How Do I Reset my Thermocouple? To reset your thermocouple, locate the small reset button in the center of the switch and press it for 30-60 seconds to give the thermocouple time to heat up. Then release the button and watch to see if the pilot light goes out.
When I Release the pilot button, the flame goes out! If the pilot light goes out when you release the pilot button, the thermocouple is going bad. Either it’s not getting heated, or something is wrong with the controller. Either way, you need to clean or replace it.

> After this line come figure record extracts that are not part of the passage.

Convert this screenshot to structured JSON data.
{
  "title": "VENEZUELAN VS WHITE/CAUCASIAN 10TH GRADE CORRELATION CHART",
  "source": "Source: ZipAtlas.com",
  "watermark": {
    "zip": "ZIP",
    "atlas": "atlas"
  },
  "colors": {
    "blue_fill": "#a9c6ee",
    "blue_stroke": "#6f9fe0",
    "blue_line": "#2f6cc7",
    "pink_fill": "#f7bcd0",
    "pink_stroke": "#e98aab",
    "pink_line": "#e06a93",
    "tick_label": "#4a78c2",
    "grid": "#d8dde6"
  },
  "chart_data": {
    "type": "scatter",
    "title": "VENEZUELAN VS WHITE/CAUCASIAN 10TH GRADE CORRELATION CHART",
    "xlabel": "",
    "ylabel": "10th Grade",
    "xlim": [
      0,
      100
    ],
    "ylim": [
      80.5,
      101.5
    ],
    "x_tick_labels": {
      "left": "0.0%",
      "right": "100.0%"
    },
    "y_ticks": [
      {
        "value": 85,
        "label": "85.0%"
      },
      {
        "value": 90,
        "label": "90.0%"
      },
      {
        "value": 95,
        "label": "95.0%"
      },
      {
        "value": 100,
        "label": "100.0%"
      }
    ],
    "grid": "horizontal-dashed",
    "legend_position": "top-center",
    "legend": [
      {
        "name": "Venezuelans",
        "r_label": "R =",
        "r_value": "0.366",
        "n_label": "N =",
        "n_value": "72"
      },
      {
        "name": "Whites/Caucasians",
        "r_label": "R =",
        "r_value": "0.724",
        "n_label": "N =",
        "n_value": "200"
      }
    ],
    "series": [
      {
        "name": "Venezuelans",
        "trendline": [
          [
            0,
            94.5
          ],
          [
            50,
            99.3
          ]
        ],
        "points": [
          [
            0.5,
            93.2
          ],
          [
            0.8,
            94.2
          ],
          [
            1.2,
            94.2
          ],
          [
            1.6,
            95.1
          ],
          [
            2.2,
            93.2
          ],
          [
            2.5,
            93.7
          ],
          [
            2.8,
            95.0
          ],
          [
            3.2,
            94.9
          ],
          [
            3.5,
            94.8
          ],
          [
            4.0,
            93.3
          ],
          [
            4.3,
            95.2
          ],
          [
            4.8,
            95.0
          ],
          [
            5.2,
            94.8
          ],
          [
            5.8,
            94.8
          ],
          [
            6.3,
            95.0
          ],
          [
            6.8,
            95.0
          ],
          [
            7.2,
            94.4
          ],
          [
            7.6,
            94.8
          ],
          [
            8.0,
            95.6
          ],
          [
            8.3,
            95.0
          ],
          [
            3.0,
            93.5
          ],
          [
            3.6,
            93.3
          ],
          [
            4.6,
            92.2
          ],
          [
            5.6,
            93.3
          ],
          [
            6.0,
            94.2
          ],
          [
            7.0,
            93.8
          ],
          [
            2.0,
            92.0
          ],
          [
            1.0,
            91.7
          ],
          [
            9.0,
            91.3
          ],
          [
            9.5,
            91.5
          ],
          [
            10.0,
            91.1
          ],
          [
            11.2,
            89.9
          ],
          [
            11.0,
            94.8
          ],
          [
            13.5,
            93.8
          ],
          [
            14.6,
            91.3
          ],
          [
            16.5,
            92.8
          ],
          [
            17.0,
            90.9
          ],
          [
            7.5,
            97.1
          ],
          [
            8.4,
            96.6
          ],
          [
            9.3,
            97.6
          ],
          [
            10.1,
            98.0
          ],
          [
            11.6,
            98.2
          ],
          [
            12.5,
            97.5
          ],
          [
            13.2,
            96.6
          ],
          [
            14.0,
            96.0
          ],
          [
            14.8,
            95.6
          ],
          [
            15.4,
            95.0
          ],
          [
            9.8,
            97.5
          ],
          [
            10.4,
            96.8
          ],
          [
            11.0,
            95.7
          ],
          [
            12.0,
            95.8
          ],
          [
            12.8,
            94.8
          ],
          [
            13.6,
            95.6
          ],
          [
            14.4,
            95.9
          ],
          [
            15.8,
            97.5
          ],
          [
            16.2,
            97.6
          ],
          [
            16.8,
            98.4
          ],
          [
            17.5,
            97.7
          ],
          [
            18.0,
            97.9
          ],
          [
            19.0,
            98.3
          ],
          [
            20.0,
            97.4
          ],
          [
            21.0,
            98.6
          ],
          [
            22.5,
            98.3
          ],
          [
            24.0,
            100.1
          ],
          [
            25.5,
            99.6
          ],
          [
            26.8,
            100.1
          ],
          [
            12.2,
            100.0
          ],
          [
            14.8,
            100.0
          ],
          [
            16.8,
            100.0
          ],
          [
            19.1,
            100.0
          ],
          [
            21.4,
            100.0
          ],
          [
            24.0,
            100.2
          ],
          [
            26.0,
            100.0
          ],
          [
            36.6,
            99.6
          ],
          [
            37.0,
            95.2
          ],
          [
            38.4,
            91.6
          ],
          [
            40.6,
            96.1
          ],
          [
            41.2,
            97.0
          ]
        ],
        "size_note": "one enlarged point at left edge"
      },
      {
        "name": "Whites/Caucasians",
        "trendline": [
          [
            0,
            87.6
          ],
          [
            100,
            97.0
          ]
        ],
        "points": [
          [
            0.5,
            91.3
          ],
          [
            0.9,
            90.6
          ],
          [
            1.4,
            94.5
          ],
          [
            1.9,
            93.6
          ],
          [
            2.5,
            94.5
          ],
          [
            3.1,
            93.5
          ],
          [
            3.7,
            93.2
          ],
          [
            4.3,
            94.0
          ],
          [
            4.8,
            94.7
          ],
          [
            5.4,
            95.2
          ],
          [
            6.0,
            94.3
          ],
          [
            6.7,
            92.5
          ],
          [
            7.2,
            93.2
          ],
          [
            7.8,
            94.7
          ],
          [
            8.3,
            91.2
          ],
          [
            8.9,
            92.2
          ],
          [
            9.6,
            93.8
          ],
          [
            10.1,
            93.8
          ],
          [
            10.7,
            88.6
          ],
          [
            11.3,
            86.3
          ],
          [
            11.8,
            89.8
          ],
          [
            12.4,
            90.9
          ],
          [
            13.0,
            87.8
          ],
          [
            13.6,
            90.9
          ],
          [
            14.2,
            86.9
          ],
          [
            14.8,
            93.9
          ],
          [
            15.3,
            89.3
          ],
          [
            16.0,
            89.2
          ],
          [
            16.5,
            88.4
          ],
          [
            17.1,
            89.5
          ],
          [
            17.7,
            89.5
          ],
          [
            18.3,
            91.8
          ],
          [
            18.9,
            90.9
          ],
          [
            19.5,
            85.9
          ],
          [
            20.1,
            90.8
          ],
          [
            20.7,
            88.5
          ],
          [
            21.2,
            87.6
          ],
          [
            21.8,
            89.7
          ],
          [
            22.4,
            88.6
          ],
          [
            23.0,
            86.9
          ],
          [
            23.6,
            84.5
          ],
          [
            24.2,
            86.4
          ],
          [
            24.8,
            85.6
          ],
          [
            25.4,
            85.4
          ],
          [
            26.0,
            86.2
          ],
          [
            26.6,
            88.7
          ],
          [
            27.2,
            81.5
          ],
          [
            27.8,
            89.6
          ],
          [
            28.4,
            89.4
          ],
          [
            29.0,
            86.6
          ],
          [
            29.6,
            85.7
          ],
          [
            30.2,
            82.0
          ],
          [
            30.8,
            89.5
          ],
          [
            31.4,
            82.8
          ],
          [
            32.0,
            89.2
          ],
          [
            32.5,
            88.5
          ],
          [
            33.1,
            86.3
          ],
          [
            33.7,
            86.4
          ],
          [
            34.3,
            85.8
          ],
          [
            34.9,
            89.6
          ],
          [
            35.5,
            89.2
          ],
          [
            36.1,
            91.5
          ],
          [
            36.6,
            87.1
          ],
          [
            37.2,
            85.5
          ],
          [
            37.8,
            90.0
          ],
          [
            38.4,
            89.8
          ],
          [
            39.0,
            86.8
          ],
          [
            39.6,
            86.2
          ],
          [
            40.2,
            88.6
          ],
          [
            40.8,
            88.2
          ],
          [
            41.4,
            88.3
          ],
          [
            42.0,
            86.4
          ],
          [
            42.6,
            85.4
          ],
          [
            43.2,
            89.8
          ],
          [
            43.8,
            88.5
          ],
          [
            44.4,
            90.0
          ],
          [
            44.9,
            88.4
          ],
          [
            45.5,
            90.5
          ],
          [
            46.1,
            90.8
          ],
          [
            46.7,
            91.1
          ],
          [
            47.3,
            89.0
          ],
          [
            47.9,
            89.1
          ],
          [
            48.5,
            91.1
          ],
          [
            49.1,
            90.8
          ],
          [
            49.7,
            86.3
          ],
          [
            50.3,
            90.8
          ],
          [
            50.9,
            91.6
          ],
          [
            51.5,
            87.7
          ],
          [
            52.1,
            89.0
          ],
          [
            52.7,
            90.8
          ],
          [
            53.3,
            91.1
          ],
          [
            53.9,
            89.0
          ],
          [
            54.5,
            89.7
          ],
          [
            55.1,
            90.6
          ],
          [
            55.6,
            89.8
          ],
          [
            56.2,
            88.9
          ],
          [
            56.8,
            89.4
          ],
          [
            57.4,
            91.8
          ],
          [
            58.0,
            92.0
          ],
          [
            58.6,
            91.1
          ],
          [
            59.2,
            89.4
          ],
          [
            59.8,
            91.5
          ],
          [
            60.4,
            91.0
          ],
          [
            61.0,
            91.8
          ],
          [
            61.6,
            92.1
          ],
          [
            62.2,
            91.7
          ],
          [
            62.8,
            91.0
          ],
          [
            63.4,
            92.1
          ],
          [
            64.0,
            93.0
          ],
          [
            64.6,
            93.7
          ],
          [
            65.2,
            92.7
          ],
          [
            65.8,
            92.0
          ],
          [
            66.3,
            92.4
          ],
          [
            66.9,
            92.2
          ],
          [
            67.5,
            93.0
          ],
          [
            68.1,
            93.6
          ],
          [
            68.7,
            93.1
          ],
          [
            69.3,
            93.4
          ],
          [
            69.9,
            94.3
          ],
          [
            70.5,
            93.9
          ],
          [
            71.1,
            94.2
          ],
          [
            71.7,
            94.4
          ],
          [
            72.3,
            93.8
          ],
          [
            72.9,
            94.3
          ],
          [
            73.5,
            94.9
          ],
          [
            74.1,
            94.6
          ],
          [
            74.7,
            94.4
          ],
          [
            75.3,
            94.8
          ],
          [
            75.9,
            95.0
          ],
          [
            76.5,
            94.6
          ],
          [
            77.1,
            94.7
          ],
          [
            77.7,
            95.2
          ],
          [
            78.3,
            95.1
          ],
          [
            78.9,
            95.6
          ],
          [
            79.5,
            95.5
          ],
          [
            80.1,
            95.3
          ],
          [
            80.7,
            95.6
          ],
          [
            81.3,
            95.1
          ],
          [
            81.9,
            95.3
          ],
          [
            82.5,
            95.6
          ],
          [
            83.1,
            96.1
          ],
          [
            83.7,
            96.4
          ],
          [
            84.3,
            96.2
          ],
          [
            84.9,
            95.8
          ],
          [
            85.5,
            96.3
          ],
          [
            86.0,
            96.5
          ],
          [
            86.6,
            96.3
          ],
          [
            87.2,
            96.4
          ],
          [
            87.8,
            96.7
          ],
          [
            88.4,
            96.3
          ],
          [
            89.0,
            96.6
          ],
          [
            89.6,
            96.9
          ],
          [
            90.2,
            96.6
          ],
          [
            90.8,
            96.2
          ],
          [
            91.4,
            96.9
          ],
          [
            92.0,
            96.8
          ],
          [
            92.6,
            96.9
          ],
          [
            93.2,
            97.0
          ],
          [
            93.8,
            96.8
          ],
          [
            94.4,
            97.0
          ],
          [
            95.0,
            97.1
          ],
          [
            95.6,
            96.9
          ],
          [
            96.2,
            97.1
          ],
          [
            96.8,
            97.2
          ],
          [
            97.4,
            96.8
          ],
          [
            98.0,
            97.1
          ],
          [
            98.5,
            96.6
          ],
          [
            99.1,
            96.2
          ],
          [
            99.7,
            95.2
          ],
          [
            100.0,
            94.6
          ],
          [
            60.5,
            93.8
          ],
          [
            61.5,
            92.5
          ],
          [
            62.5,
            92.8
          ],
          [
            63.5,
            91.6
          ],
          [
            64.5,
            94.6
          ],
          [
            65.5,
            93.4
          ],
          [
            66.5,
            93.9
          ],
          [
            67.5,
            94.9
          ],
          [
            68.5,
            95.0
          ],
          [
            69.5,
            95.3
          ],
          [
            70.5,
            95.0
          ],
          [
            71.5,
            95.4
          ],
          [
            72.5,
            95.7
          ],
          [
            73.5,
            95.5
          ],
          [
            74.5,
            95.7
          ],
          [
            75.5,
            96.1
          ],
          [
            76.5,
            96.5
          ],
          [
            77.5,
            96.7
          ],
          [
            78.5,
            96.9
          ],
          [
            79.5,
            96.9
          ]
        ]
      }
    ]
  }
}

Why does my furnace thermocouple keep going bad? The most likely reason is carbon residue, mainly soot. Soot buildup can easily compromise a thermocouple’s sensitivity, especially if the thermocouple is already aging.
Now you know why your furnace pilot won’t stay lit even after replacing the thermocouple. You also know how to test a thermocouple and re-install an incorrectly installed thermocouple. Don’t hesitate to call the experts if the problem persists.